Если бы я могла, комиссар, провести вас по этому госпиталю, по Зоненштайну, сделавшему меня тем, что я есть, не женщиной, не мужчиной, а только куском мяса, жаждущим все большего количества морфия, то я бы показала вам, старому, отслужившему полицейскому, как умирают богачи. Я бы открыла вам фантастические палаты, одни обставленные с халтурной роскошью, другие – изысканно и утонченно. Это сверкающие клетки веселья и мук, своеволия и преступления.

Берлах не отвечал. Он лежал больной и недвижимый, отвернув лицо. Врач склонилась над ним.

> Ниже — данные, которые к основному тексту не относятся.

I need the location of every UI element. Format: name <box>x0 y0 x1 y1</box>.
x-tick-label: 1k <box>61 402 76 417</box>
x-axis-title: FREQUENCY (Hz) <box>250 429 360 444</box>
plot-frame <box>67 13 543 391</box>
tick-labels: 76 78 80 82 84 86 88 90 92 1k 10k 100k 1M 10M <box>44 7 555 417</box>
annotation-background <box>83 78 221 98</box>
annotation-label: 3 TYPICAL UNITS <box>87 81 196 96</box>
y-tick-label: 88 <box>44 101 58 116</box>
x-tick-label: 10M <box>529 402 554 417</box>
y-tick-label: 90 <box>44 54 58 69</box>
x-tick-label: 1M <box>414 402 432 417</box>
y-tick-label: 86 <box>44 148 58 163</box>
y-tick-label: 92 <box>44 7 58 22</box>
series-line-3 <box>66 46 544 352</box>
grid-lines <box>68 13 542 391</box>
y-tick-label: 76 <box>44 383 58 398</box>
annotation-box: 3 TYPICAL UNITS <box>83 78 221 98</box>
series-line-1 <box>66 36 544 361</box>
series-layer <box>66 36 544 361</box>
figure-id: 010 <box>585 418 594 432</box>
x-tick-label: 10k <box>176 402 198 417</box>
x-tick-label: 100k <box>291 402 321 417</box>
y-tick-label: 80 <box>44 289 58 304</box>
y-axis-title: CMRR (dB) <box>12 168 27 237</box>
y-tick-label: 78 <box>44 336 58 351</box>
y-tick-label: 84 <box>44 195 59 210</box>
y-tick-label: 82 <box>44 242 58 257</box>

– Я бы назвала вам, – безжалостно продолжала она, – фамилии тех, кто здесь погиб и кто погибает, фамилии политиков, банкиров, промышленников, их любовниц и вдов, всеми уважаемые имена, а также фамилии спекулянтов и мошенников, заработавших миллионы одним махом! Они умирают в этом госпитале. Иногда они перед смертью богохульствуют, иногда проклинают удел иметь все и умирать, иногда в бархате и шелке палат сюсюкают молитвы в надежде как можно позже поменять рай на земле на потусторонний. Эменбергер дает все, и они с жадностью берут то, что он дает, однако им нужно еще больше, им нужна надежда – и он ее дает. Вера, которую они ему дарят, вера в дьявола, а надежда, получаемая взамен, – это ад. В восторге от своего врача, они добровольно соглашаются на неслыханные методы лечения, лишь бы продлить жизнь на несколько дней, на несколько минут. Так же и здесь шеф оперирует без наркоза. Все, что Эменбергер делал в Штутхофе, в этом сером необозримом городе бараков, проделывает он и здесь, в центре Швейцарии, в Цюрихе, под защитой полиции и законов этой страны и даже во имя науки и человечества.

– Нет! – закричал Берлах. – Нет! Необходимо уничтожить этого человека!

– Тогда вы должны уничтожить человечество, – ответила она.

Он вновь выкрикнул свое хриплое, отчаянное «нет!» и с трудом приподнялся на постели.

– Нет, нет, – повторял он шепотом. Она небрежно тронула его правое плечо, и он беспомощно повалился на кровать. – Нет, нет, – кашлял он в подушку.

– Вы глупец! – засмеялась она. – Чего вы добьетесь своим «нет»? Разве вы в состоянии разобраться, что ведет к хорошему, а что к плохому? Слишком поздно! Мы не знаем, что мы творим, какое действие повлечет за собой наше повиновение или восстание, какая эксплуатация, какие преступления прилипли к фруктам, поедаемым нами, к хлебу и молоку, которое даем детям. Мы добиваем, не видя и не зная, жертву и будем убиты неведомым убийцей. Слишком поздно! Искушение жить было слишком велико, а человек мал, чтобы его выстоять. Мы смертельно больны раком своих поступков. Мир гниет, комиссар, он разлагается, как плохо упакованные фрукты. Что нам хотеть! Землю не превратишь в рай, адский поток лавы, который мы вызвали своими пороками, победами, славой, богатством, потом, освещающий нашу ночь, больше не загонишь в кратер. Только в грезах мы можем вернуть то, что утратили, только в светящихся картинах тоски, пробуждаемых морфием. Так делает Эдит Марлок, тридцатичетырехлетняя баба, за бесцветную жидкость, впрыскиваемую под кожу и дающую возможность обрести на время радость, не существующую в действительности, и совершает преступления, которые от нее требуют. Эменбергер ваш земляк, он-то уж знает, как обращаться с людьми. Он играет на наших струнах, на наших слабостях, на смертельном сознании моей потерянности.